Composing the Future: How One Alumna is Encouraging the Next Generation of Musicians
By Taylor Sexton
Composing the Future: How One Alumna is Encouraging
the Next Generation of Musicians
By Taylor Sexton
Since Chrissy Ricker, ’00, ’04 (M.M.), was a child, her life has been filled with music. Growing up, her favorite activities were creating music and writing. Now, as a professional composer and arranger, Ricker has made a career out of her passions.
Ricker received her Bachelor of Arts in Music in 2000 and Master of Music in piano performance and pedagogy in 2004 from Meredith.
Ricker specializes in creating original music and arrangements of popular music for piano students and creates educational resources for piano teachers.
“I love hearing from teachers and students who are enjoying my music. I’ve gotten the kindest messages from teachers who have told me that a certain piece ‘saved’ a student from quitting piano lessons,” said Ricker.
Ricker has published 40 collections of piano solo and duet music for students and has also arranged hundreds of pop, classical, video game, and anime titles for pianists at all levels. She also uploads her tutorials and music to her YouTube channel.
She is a founding member of the Carolina Contemporary Composers, which is a group dedicated to creating and performing new music in North Carolina.
“I think the key to success in this business is to work consistently to build a large body of high-quality work that embodies your own unique, creative vision,” said Ricker.

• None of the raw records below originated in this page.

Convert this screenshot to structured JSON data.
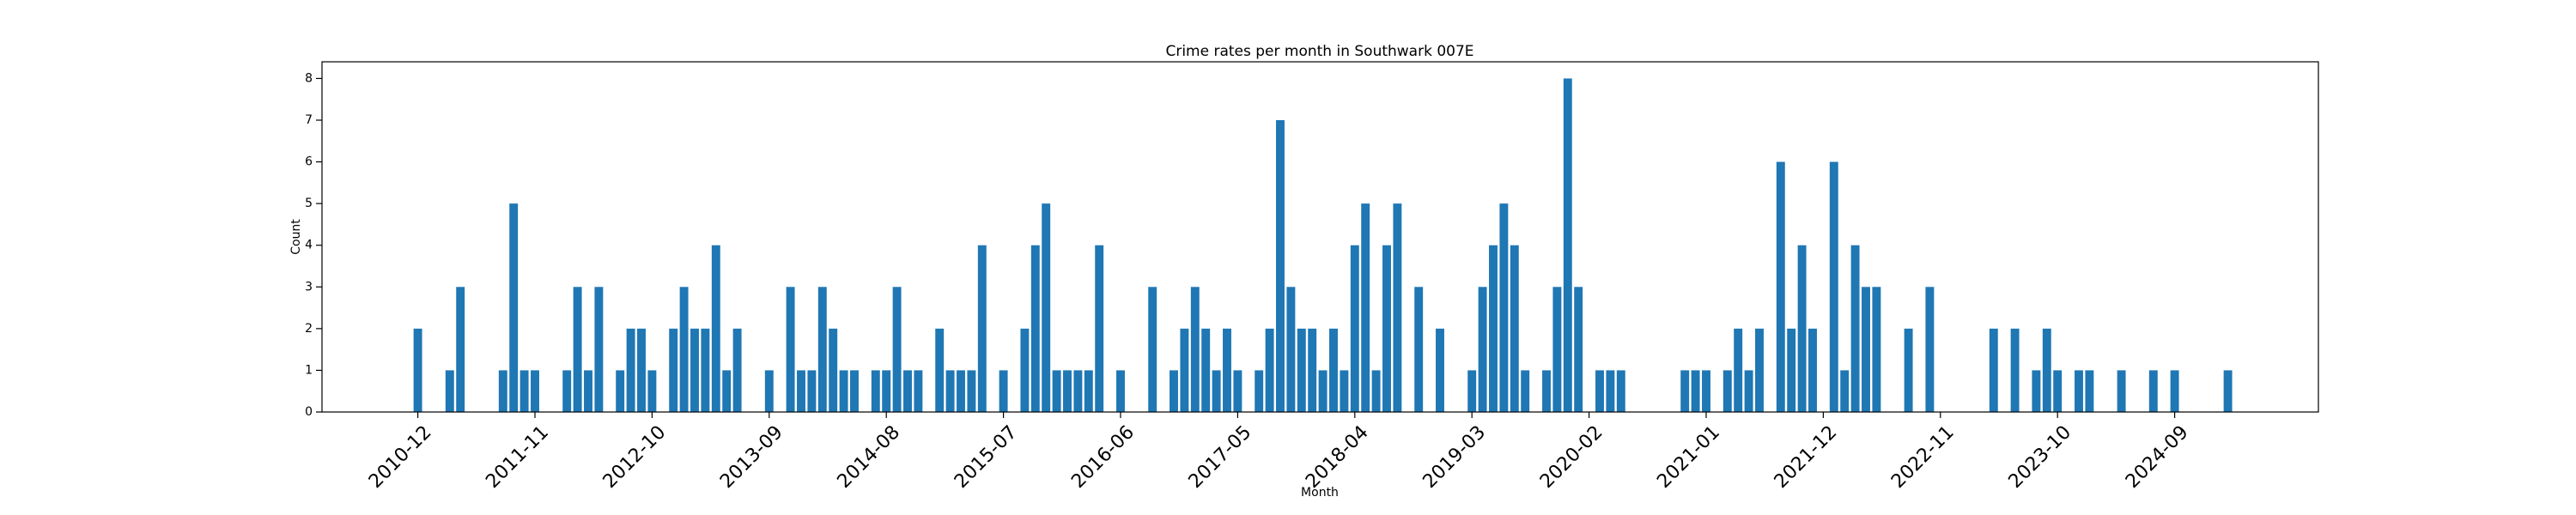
{
  "chart_data": {
    "type": "bar",
    "title": "Crime rates per month in Southwark 007E",
    "x_label": "Month",
    "y_label": "Count",
    "color": "#1f77b4",
    "categories": [
      "2010-12",
      null,
      null,
      null,
      null,
      null,
      null,
      null,
      null,
      null,
      null,
      "2011-11",
      null,
      null,
      null,
      null,
      null,
      null,
      null,
      null,
      null,
      null,
      "2012-10",
      null,
      null,
      null,
      null,
      null,
      null,
      null,
      null,
      null,
      null,
      "2013-09",
      null,
      null,
      null,
      null,
      null,
      null,
      null,
      null,
      null,
      null,
      "2014-08",
      null,
      null,
      null,
      null,
      null,
      null,
      null,
      null,
      null,
      null,
      "2015-07",
      null,
      null,
      null,
      null,
      null,
      null,
      null,
      null,
      null,
      null,
      "2016-06",
      null,
      null,
      null,
      null,
      null,
      null,
      null,
      null,
      null,
      null,
      "2017-05",
      null,
      null,
      null,
      null,
      null,
      null,
      null,
      null,
      null,
      null,
      "2018-04",
      null,
      null,
      null,
      null,
      null,
      null,
      null,
      null,
      null,
      null,
      "2019-03",
      null,
      null,
      null,
      null,
      null,
      null,
      null,
      null,
      null,
      null,
      "2020-02",
      null,
      null,
      null,
      null,
      null,
      null,
      null,
      null,
      null,
      null,
      "2021-01",
      null,
      null,
      null,
      null,
      null,
      null,
      null,
      null,
      null,
      null,
      "2021-12",
      null,
      null,
      null,
      null,
      null,
      null,
      null,
      null,
      null,
      null,
      "2022-11",
      null,
      null,
      null,
      null,
      null,
      null,
      null,
      null,
      null,
      null,
      "2023-10",
      null,
      null,
      null,
      null,
      null,
      null,
      null,
      null,
      null,
      null,
      "2024-09",
      null,
      null,
      null,
      null,
      null
    ],
    "values": [
      2,
      0,
      0,
      1,
      3,
      0,
      0,
      0,
      1,
      5,
      1,
      1,
      0,
      0,
      1,
      3,
      1,
      3,
      0,
      1,
      2,
      2,
      1,
      0,
      2,
      3,
      2,
      2,
      4,
      1,
      2,
      0,
      0,
      1,
      0,
      3,
      1,
      1,
      3,
      2,
      1,
      1,
      0,
      1,
      1,
      3,
      1,
      1,
      0,
      2,
      1,
      1,
      1,
      4,
      0,
      1,
      0,
      2,
      4,
      5,
      1,
      1,
      1,
      1,
      4,
      0,
      1,
      0,
      0,
      3,
      0,
      1,
      2,
      3,
      2,
      1,
      2,
      1,
      0,
      1,
      2,
      7,
      3,
      2,
      2,
      1,
      2,
      1,
      4,
      5,
      1,
      4,
      5,
      0,
      3,
      0,
      2,
      0,
      0,
      1,
      3,
      4,
      5,
      4,
      1,
      0,
      1,
      3,
      8,
      3,
      0,
      1,
      1,
      1,
      0,
      0,
      0,
      0,
      0,
      1,
      1,
      1,
      0,
      1,
      2,
      1,
      2,
      0,
      6,
      2,
      4,
      2,
      0,
      6,
      1,
      4,
      3,
      3,
      0,
      0,
      2,
      0,
      3,
      0,
      0,
      0,
      0,
      0,
      2,
      0,
      2,
      0,
      1,
      2,
      1,
      0,
      1,
      1,
      0,
      0,
      1,
      0,
      0,
      1,
      0,
      1,
      0,
      0,
      0,
      0,
      1
    ],
    "ylim": [
      0,
      8.4
    ],
    "yticks": [
      0,
      1,
      2,
      3,
      4,
      5,
      6,
      7,
      8
    ]
  }
}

Her job as a composer allows her the flexibility to be creative and to focus on projects that interest her. She’s also had the opportunity to connect with students and teachers around the world who are teaching and performing her music.
“During the pandemic, I received messages from people who told me how much they enjoyed playing my music during lockdown and how much of an emotional outlet it was for them during such a difficult time,” she said. “Messages like that make me feel like my music is making a real difference, however small, in people’s lives.”